All in all, a good little film.  And Kristin Scott Thomas as Aunt Mimi was delightful.

At least twice in the Korean film “Vegetarian” is this question asked:  once by a sister, once by the husband of the vegetarian in question.  My question is this:  what does one have to do with the other?  Why does not eating meat equal crazy?

Multiple themes permeate the film:  it is not about (or just about) a woman who turns vegetarian.  The main character, a young married woman, has a sudden aversion to meat after having some unexplained dreams.  We see her ridding the fridge of meat; she later tells her husband she threw out the eggs as well.  She can’t have sex with her husband because he smells of meat.  Later, at a family gathering, her father gets so angry over her refusal to eat meat that he has two relatives hold her while he tries to stuff it down her throat.  Her revulsion and panic is so strong it drives her to take a knife to herself.

My question is:  Why?  Why is it, that when a person makes a choice about their diet, that others get so angry about it?  Why does someone else’s choice of food carry such weight, provoke such anger?  The anger is palpable for me, as this scene feels very familiar.

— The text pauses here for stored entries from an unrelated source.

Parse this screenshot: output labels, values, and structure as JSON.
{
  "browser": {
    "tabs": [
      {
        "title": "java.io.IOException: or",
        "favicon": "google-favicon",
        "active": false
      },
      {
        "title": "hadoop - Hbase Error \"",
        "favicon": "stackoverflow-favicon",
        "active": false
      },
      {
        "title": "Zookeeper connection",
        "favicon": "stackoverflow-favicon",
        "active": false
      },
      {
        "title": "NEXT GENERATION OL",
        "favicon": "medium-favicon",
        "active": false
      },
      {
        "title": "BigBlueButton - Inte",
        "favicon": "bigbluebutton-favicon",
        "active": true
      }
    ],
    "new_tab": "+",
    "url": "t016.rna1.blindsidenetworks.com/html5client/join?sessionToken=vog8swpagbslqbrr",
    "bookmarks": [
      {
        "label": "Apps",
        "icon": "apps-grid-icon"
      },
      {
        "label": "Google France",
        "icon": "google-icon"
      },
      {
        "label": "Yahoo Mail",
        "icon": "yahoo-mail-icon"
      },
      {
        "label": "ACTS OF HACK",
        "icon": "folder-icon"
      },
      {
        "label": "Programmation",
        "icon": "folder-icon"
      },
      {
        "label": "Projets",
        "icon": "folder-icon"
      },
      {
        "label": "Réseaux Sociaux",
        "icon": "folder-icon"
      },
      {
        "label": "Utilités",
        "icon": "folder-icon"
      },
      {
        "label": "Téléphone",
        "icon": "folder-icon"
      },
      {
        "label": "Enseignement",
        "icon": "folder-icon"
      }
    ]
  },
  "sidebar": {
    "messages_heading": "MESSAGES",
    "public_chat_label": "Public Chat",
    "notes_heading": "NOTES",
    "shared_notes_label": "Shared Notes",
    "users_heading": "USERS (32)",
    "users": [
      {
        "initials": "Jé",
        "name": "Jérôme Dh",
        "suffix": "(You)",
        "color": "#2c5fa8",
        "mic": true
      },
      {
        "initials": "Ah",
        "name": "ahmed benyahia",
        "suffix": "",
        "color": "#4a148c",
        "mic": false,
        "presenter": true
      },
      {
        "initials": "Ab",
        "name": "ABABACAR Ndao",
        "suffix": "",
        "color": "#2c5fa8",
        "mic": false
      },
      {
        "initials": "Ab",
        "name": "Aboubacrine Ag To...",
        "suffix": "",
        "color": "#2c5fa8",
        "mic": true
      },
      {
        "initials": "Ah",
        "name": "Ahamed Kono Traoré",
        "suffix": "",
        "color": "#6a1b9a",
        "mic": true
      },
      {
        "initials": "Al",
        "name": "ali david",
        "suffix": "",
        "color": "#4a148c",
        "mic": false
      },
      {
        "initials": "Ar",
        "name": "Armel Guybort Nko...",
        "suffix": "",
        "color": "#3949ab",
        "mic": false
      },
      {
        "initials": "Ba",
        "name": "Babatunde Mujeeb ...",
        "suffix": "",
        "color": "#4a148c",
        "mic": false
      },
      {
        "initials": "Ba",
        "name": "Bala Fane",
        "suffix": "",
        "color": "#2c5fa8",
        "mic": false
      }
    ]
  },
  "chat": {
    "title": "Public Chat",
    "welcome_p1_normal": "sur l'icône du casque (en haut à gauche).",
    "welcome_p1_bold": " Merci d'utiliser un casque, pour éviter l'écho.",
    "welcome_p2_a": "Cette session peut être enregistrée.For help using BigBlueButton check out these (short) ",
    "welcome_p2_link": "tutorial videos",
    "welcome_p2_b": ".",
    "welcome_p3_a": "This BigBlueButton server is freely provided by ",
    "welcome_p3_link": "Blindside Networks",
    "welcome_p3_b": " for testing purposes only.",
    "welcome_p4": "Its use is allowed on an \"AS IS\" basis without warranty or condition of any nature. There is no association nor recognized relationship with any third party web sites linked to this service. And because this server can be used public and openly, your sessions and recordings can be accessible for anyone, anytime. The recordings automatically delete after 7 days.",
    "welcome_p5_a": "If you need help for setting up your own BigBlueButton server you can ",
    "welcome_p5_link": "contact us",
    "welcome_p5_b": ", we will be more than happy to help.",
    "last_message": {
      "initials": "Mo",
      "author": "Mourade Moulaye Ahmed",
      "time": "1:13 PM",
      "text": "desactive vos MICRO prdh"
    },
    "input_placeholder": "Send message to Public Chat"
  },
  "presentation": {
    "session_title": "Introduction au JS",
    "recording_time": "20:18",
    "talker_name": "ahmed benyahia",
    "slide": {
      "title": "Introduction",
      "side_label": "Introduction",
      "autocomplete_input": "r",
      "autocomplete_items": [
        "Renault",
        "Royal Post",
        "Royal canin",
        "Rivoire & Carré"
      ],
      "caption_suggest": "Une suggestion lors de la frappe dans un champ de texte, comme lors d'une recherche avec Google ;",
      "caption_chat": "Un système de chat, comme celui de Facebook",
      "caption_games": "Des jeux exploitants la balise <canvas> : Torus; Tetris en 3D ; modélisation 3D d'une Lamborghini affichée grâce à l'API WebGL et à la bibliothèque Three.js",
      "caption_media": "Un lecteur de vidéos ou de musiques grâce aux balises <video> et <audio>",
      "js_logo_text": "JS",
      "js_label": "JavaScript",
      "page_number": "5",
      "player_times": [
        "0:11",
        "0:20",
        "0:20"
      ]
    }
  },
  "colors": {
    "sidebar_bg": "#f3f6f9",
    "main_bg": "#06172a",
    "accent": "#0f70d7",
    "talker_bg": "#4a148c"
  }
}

No one ever tried to force-feed me, but I can safely say there were thoughts of it in the heads of those around me.  I read somewhere recently that in general, it is more acceptable for a person to announce they are an atheist than a vegetarian.  Again, I have to ask:  Why?  Do we need to add to the Constitution Freedom of Diet, alongside Freedom of Speech and Religion?

Yeah, ok, I admit it– I scoff at folks who comest a continuous stream of fast food and processed junk.  I grew up on that stuff– plastic cheese and processed meats and cheap burgers.  I try to eat healthier now, but I do so enjoy some good ol’ non-food items now & then (lately I’m all about HOT FRIES. laugh all you want, they rock.)   So yeah I may have comments about what other folks eat.  But would I ever try to force my beliefs about food on them?  No.  Am I strongly opinionated and will I debate with them about it?  yes.  Eat and let eat, I say.

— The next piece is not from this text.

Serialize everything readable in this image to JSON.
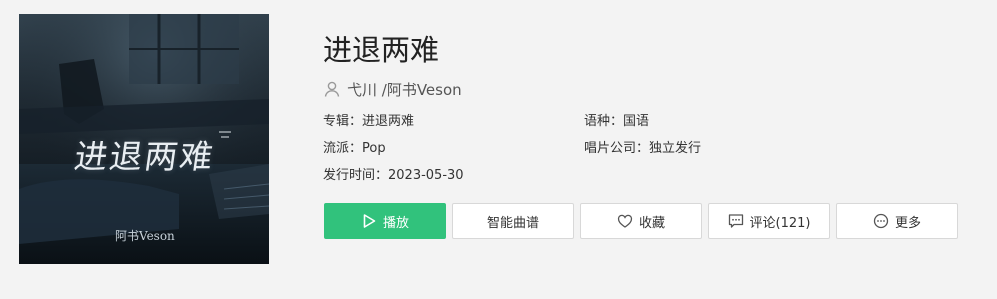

Another scene near the end of “Vegetarian” shows the girl being forcefully held down in a hospital, nose taped shut, so that they can actually force some sort of rice-gruel down her throat.  It was horrifying.  This was not because of her choice of diet, though.  In the end, she just refused to eat.  We never find out what the trauma was, or what was in her dreams that caused her to say she could not eat meat. She is diagnosed (wrongly, I believe) with Schizophrenia and anorexia.

She has only one person who relates to her in some way:  her artist brother-in-law.  I’m not sure he fully understood what she was going through, but he at least did not attack her for it.  When he paints flowers all over her body she is thrilled; when he paints flowers on another young man, she is undeniably attracted to him.  There is a sex scene with her and the brother-in-law, both painted in flowers, that is both hot and feral.

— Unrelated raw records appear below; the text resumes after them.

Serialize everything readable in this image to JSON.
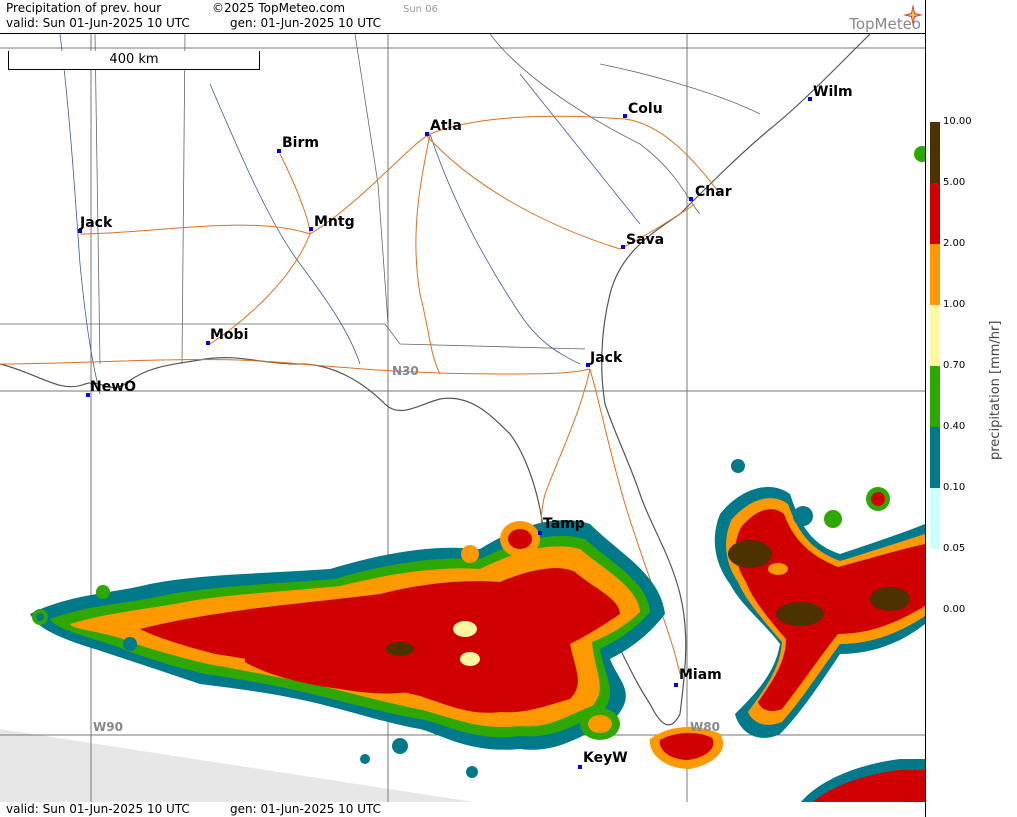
{
  "header": {
    "title": "Precipitation of prev. hour",
    "copyright": "©2025 TopMeteo.com",
    "day_tag": "Sun 06",
    "valid": "valid:  Sun  01-Jun-2025  10 UTC",
    "gen": "gen: 01-Jun-2025 10 UTC",
    "logo": "TopMeteo"
  },
  "footer": {
    "valid": "valid:  Sun  01-Jun-2025  10 UTC",
    "gen": "gen: 01-Jun-2025 10 UTC"
  },
  "map": {
    "scale_label": "400 km",
    "grid_labels": {
      "n30": "N30",
      "w90": "W90",
      "w80": "W80"
    },
    "cities": [
      {
        "name": "Wilm"
      },
      {
        "name": "Colu"
      },
      {
        "name": "Atla"
      },
      {
        "name": "Birm"
      },
      {
        "name": "Char"
      },
      {
        "name": "Jack"
      },
      {
        "name": "Mntg"
      },
      {
        "name": "Sava"
      },
      {
        "name": "Mobi"
      },
      {
        "name": "Jack"
      },
      {
        "name": "NewO"
      },
      {
        "name": "Tamp"
      },
      {
        "name": "Miam"
      },
      {
        "name": "KeyW"
      }
    ]
  },
  "legend": {
    "unit": "precipitation  [mm/hr]",
    "ticks": [
      "10.00",
      "5.00",
      "2.00",
      "1.00",
      "0.70",
      "0.40",
      "0.10",
      "0.05",
      "0.00"
    ],
    "colors": [
      "#4d3100",
      "#d10000",
      "#ff9900",
      "#fff8a0",
      "#2ea800",
      "#007a8a",
      "#ccffff",
      "#ffffff"
    ]
  }
}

One other thing I noticed is the sound that meat makes, versus plants:  during the family dinner, the oysters (or whatever other meat they had) made a squishy, wet sound.  Later, when the girl and her brother-in-law are eating fruit, the sounds are crisp and fresh.  I dunno whether the director intended this contrast or not, but it was noticeable to me.

So.  Both the woman’s husband and sister ask and/or say that she is crazy.  I don’t eat meat, so does that mean that I, too, am crazy?  Food for thought, people.

In a few days, I’ll be seeing some late night flick about vampires and some sort of Frankenstein creature.  That should be much more fun!